Carbon Chains

====Section IV: Carbon Chains.====


Before we get into the actual composition of the various fuels, we need to review a little basic chemistry on the construction of organic compounds, particularly petrol fuels.

99.99% of all petrol chemicals are comprised of exactly two atom types: Carbon and Hydrogen. Since the carbon is the more complex atom, and invariably the defining one in any carbon-hydrogen relationship, often it is the only thing depicted in chemical formula. In the chemicals above, the black dots represent carbon atoms. The blue dots represent Oxygen and the only hydrogens that are depicted are attached to the non-Carbon atoms.

Connectivity. Okay, this is where chemistry gets confusing for most people. They start talking about electronegativity, electron orbits, noble elements, etc. Fortunately, we don’t need to go quite that deep. We’re going to compress all that stuff into a simple formula: hands. Each atom has one or more hands, each hand can grab one (and only one) other hand, no hand likes to be empty, and for our purposes, no hand ever will be empty.

There are a LOT of atoms we could discuss, but we’ll keep it limited to the ones above: Carbon, Hydrogen and Oxygen. Hydrogen only has one hand, once it’s attached to something, it’s done. That’s why it rarely is the ‘defining’ atom in a molecule. Oxygen has two hands. When it grabs two Hydrogens, that’s water, when it grabs another oxygen alone, that’s what we breathe, and if it grabs a hydrogen and a carbon chain it makes alcohol. Carbon has four hands. This extra connectivity allows it to form infinite constructions and makes it the basic building block of life as we know it.

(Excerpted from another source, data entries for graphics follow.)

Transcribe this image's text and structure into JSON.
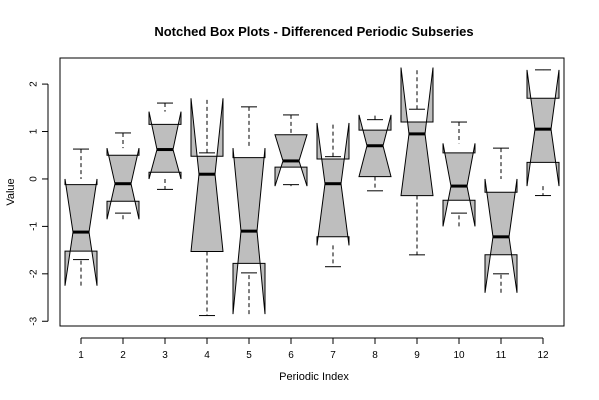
{
  "chart_data": {
    "type": "boxplot",
    "title": "Notched Box Plots - Differenced Periodic Subseries",
    "xlabel": "Periodic Index",
    "ylabel": "Value",
    "categories": [
      "1",
      "2",
      "3",
      "4",
      "5",
      "6",
      "7",
      "8",
      "9",
      "10",
      "11",
      "12"
    ],
    "ylim": [
      -3.1,
      2.55
    ],
    "yticks": [
      -3,
      -2,
      -1,
      0,
      1,
      2
    ],
    "ytick_labels": [
      "-3",
      "-2",
      "-1",
      "0",
      "1",
      "2"
    ],
    "box_fill": "#bebebe",
    "boxes": [
      {
        "label": "1",
        "whisker_low": -1.7,
        "q1": -1.52,
        "median": -1.12,
        "q3": -0.12,
        "whisker_high": 0.63,
        "notch_low": -2.25,
        "notch_high": 0.0
      },
      {
        "label": "2",
        "whisker_low": -0.72,
        "q1": -0.47,
        "median": -0.1,
        "q3": 0.5,
        "whisker_high": 0.97,
        "notch_low": -0.85,
        "notch_high": 0.65
      },
      {
        "label": "3",
        "whisker_low": -0.22,
        "q1": 0.14,
        "median": 0.62,
        "q3": 1.15,
        "whisker_high": 1.6,
        "notch_low": 0.0,
        "notch_high": 1.42
      },
      {
        "label": "4",
        "whisker_low": -2.88,
        "q1": -1.53,
        "median": 0.1,
        "q3": 0.48,
        "whisker_high": 0.55,
        "notch_low": -1.53,
        "notch_high": 1.7
      },
      {
        "label": "5",
        "whisker_low": -1.98,
        "q1": -1.78,
        "median": -1.1,
        "q3": 0.45,
        "whisker_high": 1.52,
        "notch_low": -2.85,
        "notch_high": 0.65
      },
      {
        "label": "6",
        "whisker_low": -0.12,
        "q1": 0.25,
        "median": 0.38,
        "q3": 0.93,
        "whisker_high": 1.35,
        "notch_low": -0.15,
        "notch_high": 0.93
      },
      {
        "label": "7",
        "whisker_low": -1.85,
        "q1": -1.22,
        "median": -0.1,
        "q3": 0.42,
        "whisker_high": 0.47,
        "notch_low": -1.4,
        "notch_high": 1.18
      },
      {
        "label": "8",
        "whisker_low": -0.25,
        "q1": 0.05,
        "median": 0.7,
        "q3": 1.03,
        "whisker_high": 1.25,
        "notch_low": 0.05,
        "notch_high": 1.35
      },
      {
        "label": "9",
        "whisker_low": -1.6,
        "q1": -0.35,
        "median": 0.95,
        "q3": 1.2,
        "whisker_high": 1.47,
        "notch_low": -0.35,
        "notch_high": 2.35
      },
      {
        "label": "10",
        "whisker_low": -0.72,
        "q1": -0.45,
        "median": -0.15,
        "q3": 0.55,
        "whisker_high": 1.2,
        "notch_low": -1.0,
        "notch_high": 0.75
      },
      {
        "label": "11",
        "whisker_low": -2.0,
        "q1": -1.6,
        "median": -1.22,
        "q3": -0.28,
        "whisker_high": 0.65,
        "notch_low": -2.4,
        "notch_high": 0.0
      },
      {
        "label": "12",
        "whisker_low": -0.35,
        "q1": 0.35,
        "median": 1.05,
        "q3": 1.7,
        "whisker_high": 2.3,
        "notch_low": -0.15,
        "notch_high": 2.3
      }
    ]
  }
}
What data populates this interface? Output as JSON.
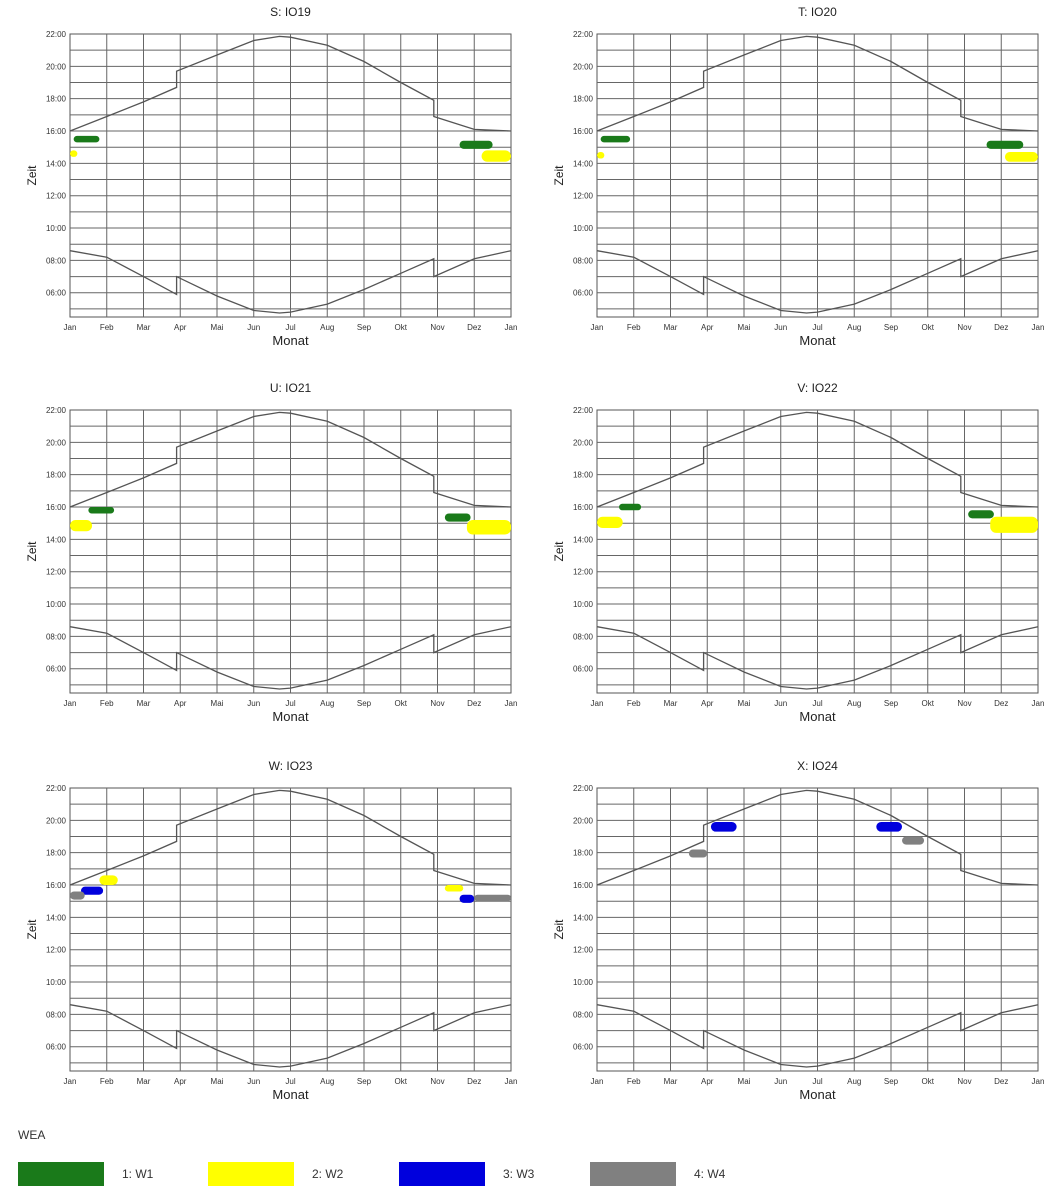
{
  "chart_data": [
    {
      "type": "scatter",
      "title": "S: IO19",
      "xlabel": "Monat",
      "ylabel": "Zeit",
      "x_ticks": [
        "Jan",
        "Feb",
        "Mar",
        "Apr",
        "Mai",
        "Jun",
        "Jul",
        "Aug",
        "Sep",
        "Okt",
        "Nov",
        "Dez",
        "Jan"
      ],
      "y_ticks": [
        "06:00",
        "08:00",
        "10:00",
        "12:00",
        "14:00",
        "16:00",
        "18:00",
        "20:00",
        "22:00"
      ],
      "ylim": [
        4.5,
        22
      ],
      "grid": true,
      "shadow_periods": [
        {
          "series": "1: W1",
          "color": "#1a7a1a",
          "month_start": 0.1,
          "month_end": 0.8,
          "time_start": 15.3,
          "time_end": 15.7
        },
        {
          "series": "2: W2",
          "color": "#ffff00",
          "month_start": 0.0,
          "month_end": 0.2,
          "time_start": 14.4,
          "time_end": 14.8
        },
        {
          "series": "1: W1",
          "color": "#1a7a1a",
          "month_start": 10.6,
          "month_end": 11.5,
          "time_start": 14.9,
          "time_end": 15.4
        },
        {
          "series": "2: W2",
          "color": "#ffff00",
          "month_start": 11.2,
          "month_end": 12.0,
          "time_start": 14.1,
          "time_end": 14.8
        }
      ]
    },
    {
      "type": "scatter",
      "title": "T: IO20",
      "xlabel": "Monat",
      "ylabel": "Zeit",
      "x_ticks": [
        "Jan",
        "Feb",
        "Mar",
        "Apr",
        "Mai",
        "Jun",
        "Jul",
        "Aug",
        "Sep",
        "Okt",
        "Nov",
        "Dez",
        "Jan"
      ],
      "y_ticks": [
        "06:00",
        "08:00",
        "10:00",
        "12:00",
        "14:00",
        "16:00",
        "18:00",
        "20:00",
        "22:00"
      ],
      "ylim": [
        4.5,
        22
      ],
      "grid": true,
      "shadow_periods": [
        {
          "series": "1: W1",
          "color": "#1a7a1a",
          "month_start": 0.1,
          "month_end": 0.9,
          "time_start": 15.3,
          "time_end": 15.7
        },
        {
          "series": "2: W2",
          "color": "#ffff00",
          "month_start": 0.0,
          "month_end": 0.2,
          "time_start": 14.3,
          "time_end": 14.7
        },
        {
          "series": "1: W1",
          "color": "#1a7a1a",
          "month_start": 10.6,
          "month_end": 11.6,
          "time_start": 14.9,
          "time_end": 15.4
        },
        {
          "series": "2: W2",
          "color": "#ffff00",
          "month_start": 11.1,
          "month_end": 12.0,
          "time_start": 14.1,
          "time_end": 14.7
        }
      ]
    },
    {
      "type": "scatter",
      "title": "U: IO21",
      "xlabel": "Monat",
      "ylabel": "Zeit",
      "x_ticks": [
        "Jan",
        "Feb",
        "Mar",
        "Apr",
        "Mai",
        "Jun",
        "Jul",
        "Aug",
        "Sep",
        "Okt",
        "Nov",
        "Dez",
        "Jan"
      ],
      "y_ticks": [
        "06:00",
        "08:00",
        "10:00",
        "12:00",
        "14:00",
        "16:00",
        "18:00",
        "20:00",
        "22:00"
      ],
      "ylim": [
        4.5,
        22
      ],
      "grid": true,
      "shadow_periods": [
        {
          "series": "1: W1",
          "color": "#1a7a1a",
          "month_start": 0.5,
          "month_end": 1.2,
          "time_start": 15.6,
          "time_end": 16.0
        },
        {
          "series": "2: W2",
          "color": "#ffff00",
          "month_start": 0.0,
          "month_end": 0.6,
          "time_start": 14.5,
          "time_end": 15.2
        },
        {
          "series": "1: W1",
          "color": "#1a7a1a",
          "month_start": 10.2,
          "month_end": 10.9,
          "time_start": 15.1,
          "time_end": 15.6
        },
        {
          "series": "2: W2",
          "color": "#ffff00",
          "month_start": 10.8,
          "month_end": 12.0,
          "time_start": 14.3,
          "time_end": 15.2
        }
      ]
    },
    {
      "type": "scatter",
      "title": "V: IO22",
      "xlabel": "Monat",
      "ylabel": "Zeit",
      "x_ticks": [
        "Jan",
        "Feb",
        "Mar",
        "Apr",
        "Mai",
        "Jun",
        "Jul",
        "Aug",
        "Sep",
        "Okt",
        "Nov",
        "Dez",
        "Jan"
      ],
      "y_ticks": [
        "06:00",
        "08:00",
        "10:00",
        "12:00",
        "14:00",
        "16:00",
        "18:00",
        "20:00",
        "22:00"
      ],
      "ylim": [
        4.5,
        22
      ],
      "grid": true,
      "shadow_periods": [
        {
          "series": "1: W1",
          "color": "#1a7a1a",
          "month_start": 0.6,
          "month_end": 1.2,
          "time_start": 15.8,
          "time_end": 16.2
        },
        {
          "series": "2: W2",
          "color": "#ffff00",
          "month_start": 0.0,
          "month_end": 0.7,
          "time_start": 14.7,
          "time_end": 15.4
        },
        {
          "series": "1: W1",
          "color": "#1a7a1a",
          "month_start": 10.1,
          "month_end": 10.8,
          "time_start": 15.3,
          "time_end": 15.8
        },
        {
          "series": "2: W2",
          "color": "#ffff00",
          "month_start": 10.7,
          "month_end": 12.0,
          "time_start": 14.4,
          "time_end": 15.4
        }
      ]
    },
    {
      "type": "scatter",
      "title": "W: IO23",
      "xlabel": "Monat",
      "ylabel": "Zeit",
      "x_ticks": [
        "Jan",
        "Feb",
        "Mar",
        "Apr",
        "Mai",
        "Jun",
        "Jul",
        "Aug",
        "Sep",
        "Okt",
        "Nov",
        "Dez",
        "Jan"
      ],
      "y_ticks": [
        "06:00",
        "08:00",
        "10:00",
        "12:00",
        "14:00",
        "16:00",
        "18:00",
        "20:00",
        "22:00"
      ],
      "ylim": [
        4.5,
        22
      ],
      "grid": true,
      "shadow_periods": [
        {
          "series": "2: W2",
          "color": "#ffff00",
          "month_start": 0.8,
          "month_end": 1.3,
          "time_start": 16.0,
          "time_end": 16.6
        },
        {
          "series": "3: W3",
          "color": "#0000dd",
          "month_start": 0.3,
          "month_end": 0.9,
          "time_start": 15.4,
          "time_end": 15.9
        },
        {
          "series": "4: W4",
          "color": "#808080",
          "month_start": 0.0,
          "month_end": 0.4,
          "time_start": 15.1,
          "time_end": 15.6
        },
        {
          "series": "2: W2",
          "color": "#ffff00",
          "month_start": 10.2,
          "month_end": 10.7,
          "time_start": 15.6,
          "time_end": 16.0
        },
        {
          "series": "3: W3",
          "color": "#0000dd",
          "month_start": 10.6,
          "month_end": 11.0,
          "time_start": 14.9,
          "time_end": 15.4
        },
        {
          "series": "4: W4",
          "color": "#808080",
          "month_start": 11.0,
          "month_end": 12.0,
          "time_start": 15.0,
          "time_end": 15.4
        }
      ]
    },
    {
      "type": "scatter",
      "title": "X: IO24",
      "xlabel": "Monat",
      "ylabel": "Zeit",
      "x_ticks": [
        "Jan",
        "Feb",
        "Mar",
        "Apr",
        "Mai",
        "Jun",
        "Jul",
        "Aug",
        "Sep",
        "Okt",
        "Nov",
        "Dez",
        "Jan"
      ],
      "y_ticks": [
        "06:00",
        "08:00",
        "10:00",
        "12:00",
        "14:00",
        "16:00",
        "18:00",
        "20:00",
        "22:00"
      ],
      "ylim": [
        4.5,
        22
      ],
      "grid": true,
      "shadow_periods": [
        {
          "series": "3: W3",
          "color": "#0000dd",
          "month_start": 3.1,
          "month_end": 3.8,
          "time_start": 19.3,
          "time_end": 19.9
        },
        {
          "series": "4: W4",
          "color": "#808080",
          "month_start": 2.5,
          "month_end": 3.0,
          "time_start": 17.7,
          "time_end": 18.2
        },
        {
          "series": "3: W3",
          "color": "#0000dd",
          "month_start": 7.6,
          "month_end": 8.3,
          "time_start": 19.3,
          "time_end": 19.9
        },
        {
          "series": "4: W4",
          "color": "#808080",
          "month_start": 8.3,
          "month_end": 8.9,
          "time_start": 18.5,
          "time_end": 19.0
        }
      ]
    }
  ],
  "sunset_curve": [
    [
      0,
      16.0
    ],
    [
      1,
      16.9
    ],
    [
      2,
      17.8
    ],
    [
      2.9,
      18.7
    ],
    [
      2.9,
      19.7
    ],
    [
      4,
      20.7
    ],
    [
      5,
      21.6
    ],
    [
      5.7,
      21.85
    ],
    [
      6,
      21.8
    ],
    [
      7,
      21.3
    ],
    [
      8,
      20.3
    ],
    [
      9,
      19.0
    ],
    [
      9.9,
      17.9
    ],
    [
      9.9,
      16.9
    ],
    [
      11,
      16.1
    ],
    [
      12,
      16.0
    ]
  ],
  "sunrise_curve": [
    [
      0,
      8.6
    ],
    [
      1,
      8.2
    ],
    [
      2,
      7.0
    ],
    [
      2.9,
      5.9
    ],
    [
      2.9,
      7.0
    ],
    [
      4,
      5.8
    ],
    [
      5,
      4.9
    ],
    [
      5.7,
      4.75
    ],
    [
      6,
      4.8
    ],
    [
      7,
      5.3
    ],
    [
      8,
      6.2
    ],
    [
      9,
      7.2
    ],
    [
      9.9,
      8.1
    ],
    [
      9.9,
      7.0
    ],
    [
      11,
      8.1
    ],
    [
      12,
      8.6
    ]
  ],
  "legend": {
    "title": "WEA",
    "items": [
      {
        "label": "1: W1",
        "color": "#1a7a1a"
      },
      {
        "label": "2: W2",
        "color": "#ffff00"
      },
      {
        "label": "3: W3",
        "color": "#0000dd"
      },
      {
        "label": "4: W4",
        "color": "#808080"
      }
    ]
  }
}
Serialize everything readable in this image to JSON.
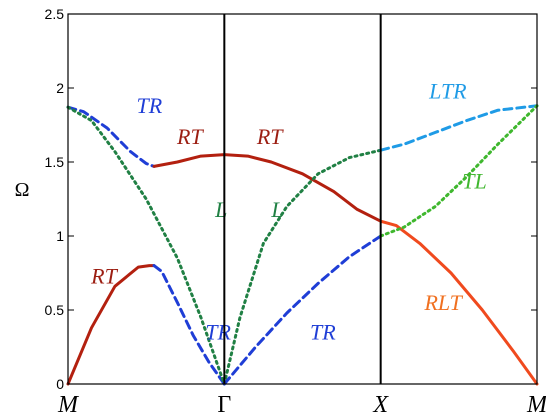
{
  "chart_data": {
    "type": "line",
    "ylabel": "Ω",
    "ylim": [
      0,
      2.5
    ],
    "y_ticks": [
      "0",
      "0.5",
      "1",
      "1.5",
      "2",
      "2.5"
    ],
    "x_ticks": [
      "M",
      "Γ",
      "X",
      "M"
    ],
    "x_tick_positions": [
      0,
      1,
      2,
      3
    ],
    "xlim": [
      0,
      3
    ],
    "vertical_lines_at": [
      1,
      2
    ],
    "grid": false,
    "series": [
      {
        "name": "RT",
        "style": "solid",
        "color": "#b3200f",
        "points": [
          [
            0,
            0
          ],
          [
            0.15,
            0.38
          ],
          [
            0.3,
            0.66
          ],
          [
            0.45,
            0.79
          ],
          [
            0.52,
            0.8
          ],
          [
            0.55,
            0.8
          ]
        ]
      },
      {
        "name": "TR",
        "style": "dashed",
        "color": "#1f3ed6",
        "points": [
          [
            0.55,
            0.8
          ],
          [
            0.6,
            0.76
          ],
          [
            0.7,
            0.55
          ],
          [
            0.8,
            0.33
          ],
          [
            0.9,
            0.15
          ],
          [
            1.0,
            0.0
          ]
        ]
      },
      {
        "name": "TR",
        "style": "dashed",
        "color": "#1f3ed6",
        "points": [
          [
            0,
            1.87
          ],
          [
            0.1,
            1.84
          ],
          [
            0.25,
            1.73
          ],
          [
            0.4,
            1.57
          ],
          [
            0.5,
            1.49
          ],
          [
            0.55,
            1.47
          ]
        ]
      },
      {
        "name": "L",
        "style": "dotted",
        "color": "#208044",
        "points": [
          [
            0,
            1.87
          ],
          [
            0.15,
            1.78
          ],
          [
            0.3,
            1.57
          ],
          [
            0.5,
            1.25
          ],
          [
            0.7,
            0.85
          ],
          [
            0.85,
            0.45
          ],
          [
            1.0,
            0.0
          ]
        ]
      },
      {
        "name": "RT",
        "style": "solid",
        "color": "#b3200f",
        "points": [
          [
            0.55,
            1.47
          ],
          [
            0.7,
            1.5
          ],
          [
            0.85,
            1.54
          ],
          [
            1.0,
            1.55
          ],
          [
            1.15,
            1.54
          ],
          [
            1.3,
            1.5
          ],
          [
            1.5,
            1.42
          ],
          [
            1.7,
            1.3
          ],
          [
            1.85,
            1.18
          ],
          [
            2.0,
            1.1
          ]
        ]
      },
      {
        "name": "L",
        "style": "dotted",
        "color": "#208044",
        "points": [
          [
            1.0,
            0.0
          ],
          [
            1.1,
            0.45
          ],
          [
            1.25,
            0.95
          ],
          [
            1.4,
            1.2
          ],
          [
            1.6,
            1.42
          ],
          [
            1.8,
            1.53
          ],
          [
            2.0,
            1.58
          ]
        ]
      },
      {
        "name": "TR",
        "style": "dashed",
        "color": "#1f3ed6",
        "points": [
          [
            1.0,
            0.0
          ],
          [
            1.2,
            0.25
          ],
          [
            1.4,
            0.48
          ],
          [
            1.6,
            0.68
          ],
          [
            1.8,
            0.86
          ],
          [
            2.0,
            1.0
          ]
        ]
      },
      {
        "name": "RLT",
        "style": "solid",
        "color": "#f04a1e",
        "points": [
          [
            2.0,
            1.1
          ],
          [
            2.1,
            1.07
          ],
          [
            2.25,
            0.95
          ],
          [
            2.45,
            0.75
          ],
          [
            2.65,
            0.5
          ],
          [
            2.85,
            0.22
          ],
          [
            3.0,
            0.0
          ]
        ]
      },
      {
        "name": "LTR",
        "style": "dashed",
        "color": "#1f9be6",
        "points": [
          [
            2.0,
            1.58
          ],
          [
            2.15,
            1.62
          ],
          [
            2.35,
            1.7
          ],
          [
            2.55,
            1.78
          ],
          [
            2.75,
            1.85
          ],
          [
            3.0,
            1.88
          ]
        ]
      },
      {
        "name": "TL",
        "style": "dotted",
        "color": "#3fb72e",
        "points": [
          [
            2.0,
            1.0
          ],
          [
            2.15,
            1.06
          ],
          [
            2.35,
            1.2
          ],
          [
            2.55,
            1.4
          ],
          [
            2.75,
            1.62
          ],
          [
            3.0,
            1.88
          ]
        ]
      }
    ],
    "annotations": [
      {
        "text": "TR",
        "x": 0.52,
        "y": 1.83,
        "color": "#1f3ed6"
      },
      {
        "text": "RT",
        "x": 0.78,
        "y": 1.62,
        "color": "#9c1e12"
      },
      {
        "text": "RT",
        "x": 1.29,
        "y": 1.62,
        "color": "#9c1e12"
      },
      {
        "text": "LTR",
        "x": 2.43,
        "y": 1.93,
        "color": "#1f9be6"
      },
      {
        "text": "L",
        "x": 0.98,
        "y": 1.13,
        "color": "#208044"
      },
      {
        "text": "L",
        "x": 1.34,
        "y": 1.13,
        "color": "#208044"
      },
      {
        "text": "TL",
        "x": 2.6,
        "y": 1.32,
        "color": "#3fb72e"
      },
      {
        "text": "RT",
        "x": 0.23,
        "y": 0.68,
        "color": "#9c1e12"
      },
      {
        "text": "TR",
        "x": 0.96,
        "y": 0.3,
        "color": "#1f3ed6"
      },
      {
        "text": "TR",
        "x": 1.63,
        "y": 0.3,
        "color": "#1f3ed6"
      },
      {
        "text": "RLT",
        "x": 2.4,
        "y": 0.5,
        "color": "#f07020"
      }
    ]
  }
}
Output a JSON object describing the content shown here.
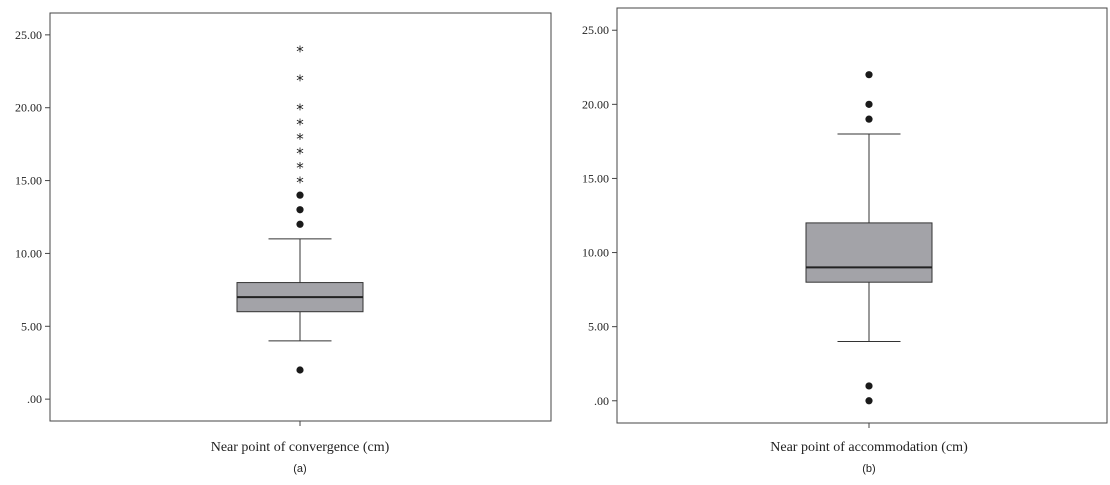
{
  "colors": {
    "box_fill": "#a3a3a8",
    "ink": "#1a1a1a",
    "frame": "#444444"
  },
  "chart_data": [
    {
      "type": "boxplot",
      "panel_label": "(a)",
      "xlabel": "Near point of convergence (cm)",
      "ylabel": "",
      "ylim": [
        -1.5,
        26.5
      ],
      "yticks": [
        0,
        5,
        10,
        15,
        20,
        25
      ],
      "ytick_labels": [
        ".00",
        "5.00",
        "10.00",
        "15.00",
        "20.00",
        "25.00"
      ],
      "grid": false,
      "box": {
        "whisker_low": 4,
        "q1": 6,
        "median": 7,
        "q3": 8,
        "whisker_high": 11
      },
      "outliers": [
        2,
        12,
        13,
        14
      ],
      "extremes": [
        15,
        16,
        17,
        18,
        19,
        20,
        22,
        24
      ]
    },
    {
      "type": "boxplot",
      "panel_label": "(b)",
      "xlabel": "Near point of accommodation (cm)",
      "ylabel": "",
      "ylim": [
        -1.5,
        26.5
      ],
      "yticks": [
        0,
        5,
        10,
        15,
        20,
        25
      ],
      "ytick_labels": [
        ".00",
        "5.00",
        "10.00",
        "15.00",
        "20.00",
        "25.00"
      ],
      "grid": false,
      "box": {
        "whisker_low": 4,
        "q1": 8,
        "median": 9,
        "q3": 12,
        "whisker_high": 18
      },
      "outliers": [
        0,
        1,
        19,
        20,
        22
      ],
      "extremes": []
    }
  ]
}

Now, let’s look at a simple molecule, like Octane (above). It has eight carbon atoms connected by seven lines. Each black line represents a carbon hand linked to another carbon hand. So, if we look at just the top carbon atom, it has one hand in use attaching it to the next carbon atom, leaving three hands free. Those three hands are attached to Hydrogens that are not represented in the structure. The next one down has two black lines coming out of it representing links with two carbon atoms, leaving two hands free. This atom has links to two hydrogen atoms.

The Octane molecule forms the simplest Carbon “backbone” type. It has all carbon atoms, linked once each to another in the chain, and filled to the brim with hydrogen atoms. In chemical terms, it is a “fully hydrogenated” or “saturated” carbon molecule, and a cup full of these things would be an “aliphatic” compound that could be considered a “paraffin” for trade use. But more on that stuff in the next chapter.

Over to the right, we see the Octene molecule. Notice the double bond between the second and third atoms. Not only does it change the overall shape of the carbon backbone, but it reduces the number of hydrogens and changes the reactivity of the molecule at that point. This “mono-unsaturated” molecule is more biologically reactive, and therefore slightly more hazardous to the body than the Octane molecule. A cup of this would not be an “aliphatic” compound in the strictest sense of the term, though some would say so.

The second molecule, ethyl benzene, is an example of one of the more complex carbon-hydrogen atoms. It has a benzene ring which actively rotates three electrons in a highly reactive ring. Such rings are part of the “aromatic” group, many forming the wondrous variety of smells that the human nose can discriminate. These molecules are VERY biologically reactive and often poisonous in anything but very trace amounts. Also, they burn with particularly dirty by-products, sometimes more poisonous than the base chemical.

Finally, we have a couple of alcohols. The lower one, ethanol, is the familiar active ingredient in all alcohol intoxicants. The upper one is isopropyl alcohol. Often you can find this as “rubbing alcohol” and sometimes in high proof form as a paint stripper. Most of the alcohols are soluble in water, so instead of [|floating on the surface like the oils], they dissolve and dilute. So, unlike petrol fires, these can be successfully put out with water.

Okay, so, now you’re an organic chemist. 🙂 And more importantly, you’re ready to delve into the variety of petrol fuels.